How Insurance Can Help
For most patients, health insurance is the most often used tools for managing costs. I am fortunate to have affordable coverage through my husband’s employer. For me, this is essential, as one of my medications costs $20,000.00 per dose. Since I go for treatments in my rheumatologist’s office, my copay is only $55 for the office visit, and I pay no additional fee for my medication.
My first rheumatologist sold his infusion practice to a local hospital and all his patients were transferred there for our infusions. Was I ever surprised to receive a hospital bill for $2,000.00 for one infusion! That being said, here's another thing to keep in mind if you undergo infusion treatments: It matters to your insurance company where you infuse.
After receiving that bill from the hospital, I learned about www.ToInfuse.com. This is a website listing physicians, hospitals and infusion centers where you can receive your infusion medication. From there, I cross referenced the doctor’s offices with my insurance providers and found a new rheumatologist right away. I never did use an infusion center, so I do not know what my cost might be there.
Additionally, with my disease, most of my physicians are specialists, so under my insurance visits are all $55.00 each. My primary care physician copay is only $35.00 per visit, and prescription copays range from $10.00 to $40.00 each. Outlining these insurance rates can help us plan and manage costs.
Managing Outside Costs
Even with this coverage, my husband and I typically spend $3,000.00 per year on out-of-pocket medical expenses just for me. One way we manage this cost is by using our employers’ cafeteria plans, and put this amount aside pre-tax to use throughout the year. There are legal limits on how much you can put on your plan every year and it can be tough to estimate what you need at the beginning of the year - but we feel it is worthwhile. We also use our Health Savings Account to cover copays, prescriptions, surgeries and eyeglasses.

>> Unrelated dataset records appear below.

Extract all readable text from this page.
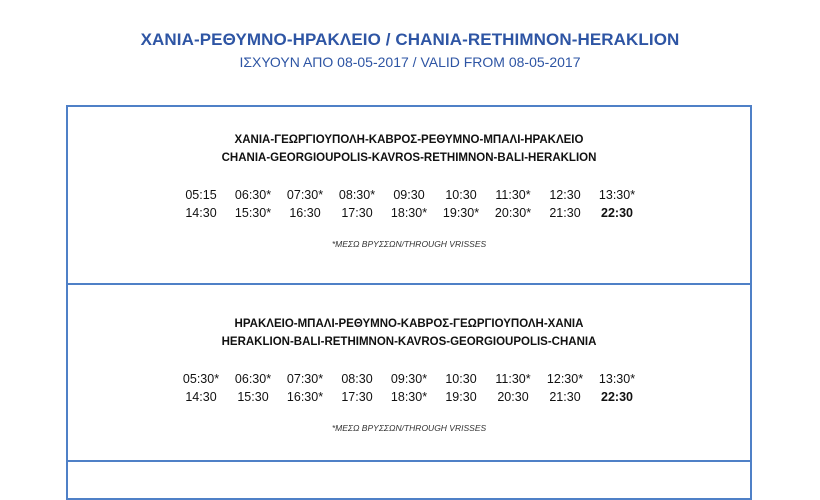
ΧΑΝΙΑ-ΡΕΘΥΜΝΟ-ΗΡΑΚΛΕΙΟ / CHANIA-RETHIMNON-HERAKLION
ΙΣΧΥΟΥΝ ΑΠΟ 08-05-2017 / VALID FROM 08-05-2017
ΧΑΝΙΑ-ΓΕΩΡΓΙΟΥΠΟΛΗ-ΚΑΒΡΟΣ-ΡΕΘΥΜΝΟ-ΜΠΑΛΙ-ΗΡΑΚΛΕΙΟ
CHANIA-GEORGIOUPOLIS-KAVROS-RETHIMNON-BALI-HERAKLION
05:15	06:30*	07:30*	08:30*	09:30	10:30	11:30*	12:30	13:30*
14:30	15:30*	16:30	17:30	18:30*	19:30*	20:30*	21:30	22:30
*ΜΕΣΩ ΒΡΥΣΣΩΝ/THROUGH VRISSES
ΗΡΑΚΛΕΙΟ-ΜΠΑΛΙ-ΡΕΘΥΜΝΟ-ΚΑΒΡΟΣ-ΓΕΩΡΓΙΟΥΠΟΛΗ-ΧΑΝΙΑ
HERAKLION-BALI-RETHIMNON-KAVROS-GEORGIOUPOLIS-CHANIA
05:30*	06:30*	07:30*	08:30	09:30*	10:30	11:30*	12:30*	13:30*
14:30	15:30	16:30*	17:30	18:30*	19:30	20:30	21:30	22:30
*ΜΕΣΩ ΒΡΥΣΣΩΝ/THROUGH VRISSES
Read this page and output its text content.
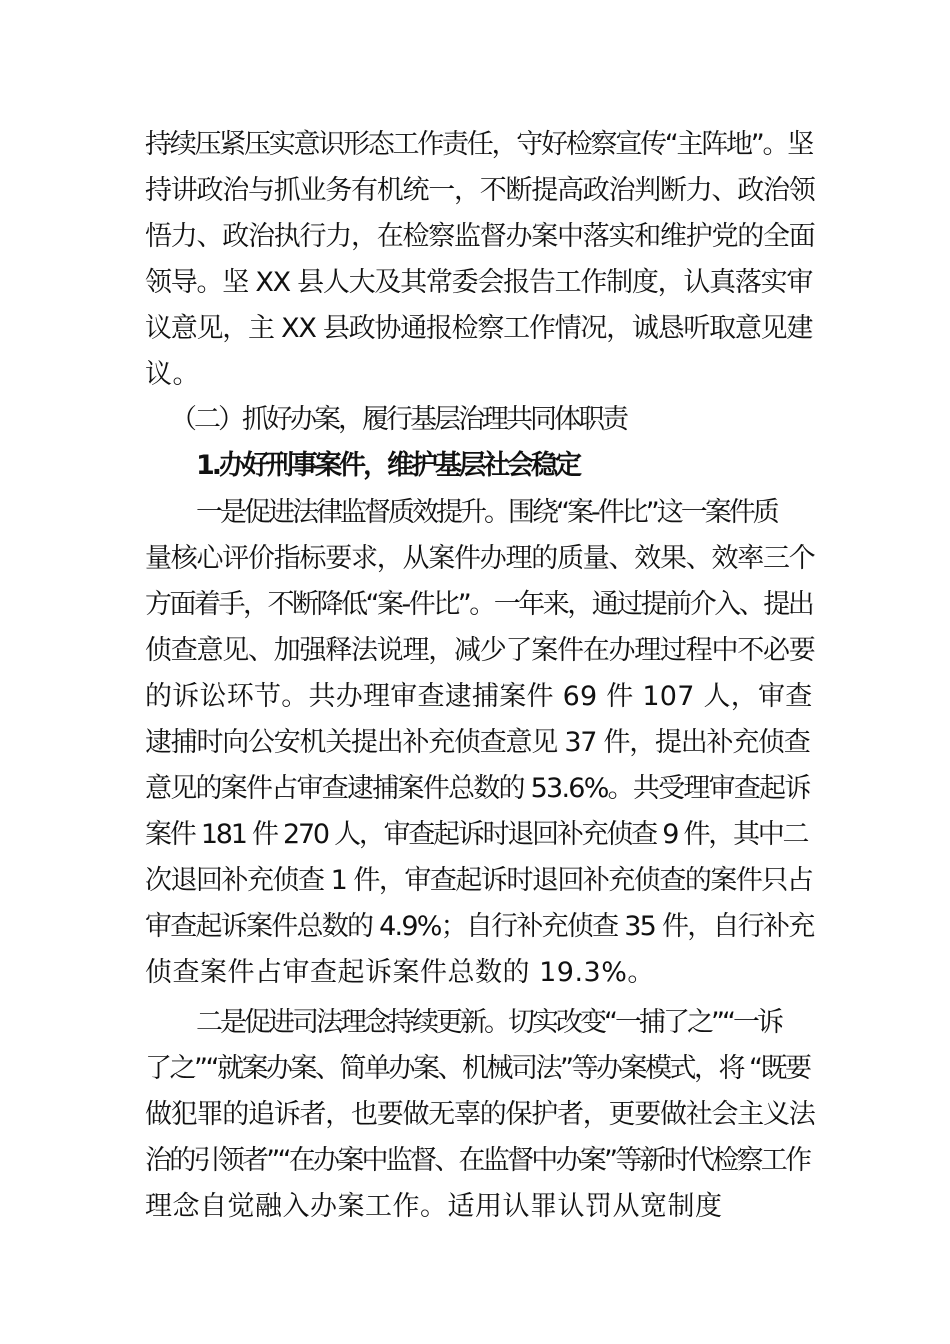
持续压紧压实意识形态工作责任，守好检察宣传“主阵地”。坚
持讲政治与抓业务有机统一，不断提高政治判断力、政治领
悟力、政治执行力，在检察监督办案中落实和维护党的全面
领导。坚 XX 县人大及其常委会报告工作制度，认真落实审
议意见，主 XX 县政协通报检察工作情况，诚恳听取意见建
议。
（二）抓好办案，履行基层治理共同体职责
1.办好刑事案件，维护基层社会稳定
一是促进法律监督质效提升。围绕“案-件比”这一案件质
量核心评价指标要求，从案件办理的质量、效果、效率三个
方面着手，不断降低“案-件比”。一年来，通过提前介入、提出
侦查意见、加强释法说理，减少了案件在办理过程中不必要
的诉讼环节。共办理审查逮捕案件 69 件 107 人，审查
逮捕时向公安机关提出补充侦查意见 37 件，提出补充侦查
意见的案件占审查逮捕案件总数的 53.6%。共受理审查起诉
案件 181 件 270 人，审查起诉时退回补充侦查 9 件，其中二
次退回补充侦查 1 件，审查起诉时退回补充侦查的案件只占
审查起诉案件总数的 4.9%；自行补充侦查 35 件，自行补充
侦查案件占审查起诉案件总数的 19.3%。
二是促进司法理念持续更新。切实改变“一捕了之”“一诉
了之”“就案办案、简单办案、机械司法”等办案模式，将 “既要
做犯罪的追诉者，也要做无辜的保护者，更要做社会主义法
治的引领者”“在办案中监督、在监督中办案”等新时代检察工作
理念自觉融入办案工作。适用认罪认罚从宽制度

Managing Costs Without Insurance
I have always had health insurance, but if I didn’t, there would still be ways for me to manage the cost of my Psoriatic Arthritis:
First, I might speak to my doctors about the most cost-efficient treatment plan and best way to afford my appointments. You never know what they are willing to arrange for you if you do not ask. Second, I might create a health expense budget to help me find as many dollars as I can for medical expenses each month. There is lots of information about this online.
Even if you do not have health insurance through your employer, you can still take advantage of a pre-tax Health Savings Account, if it is offered. I do not take the health insurance at my firm because my husband’s is less expensive, but I do use the cafeteria plan at my firm.
There are many other resources available to patients to help them manage costs. There is a comprehensive list on the National Psoriasis Foundation site that can help with your search. Perhaps you qualify for assistance with your biologic medication, other medications and treatments, including home phototherapy, help from the state you live in, or help with copays or Medicare.
"The bottom line is, do not forego treatment if you do not have health insurance. There is lots of help available. You will never know if you qualify unless you inquire. Psoriatic disease can lead to joint and organ damage if untreated. I think you are worth it."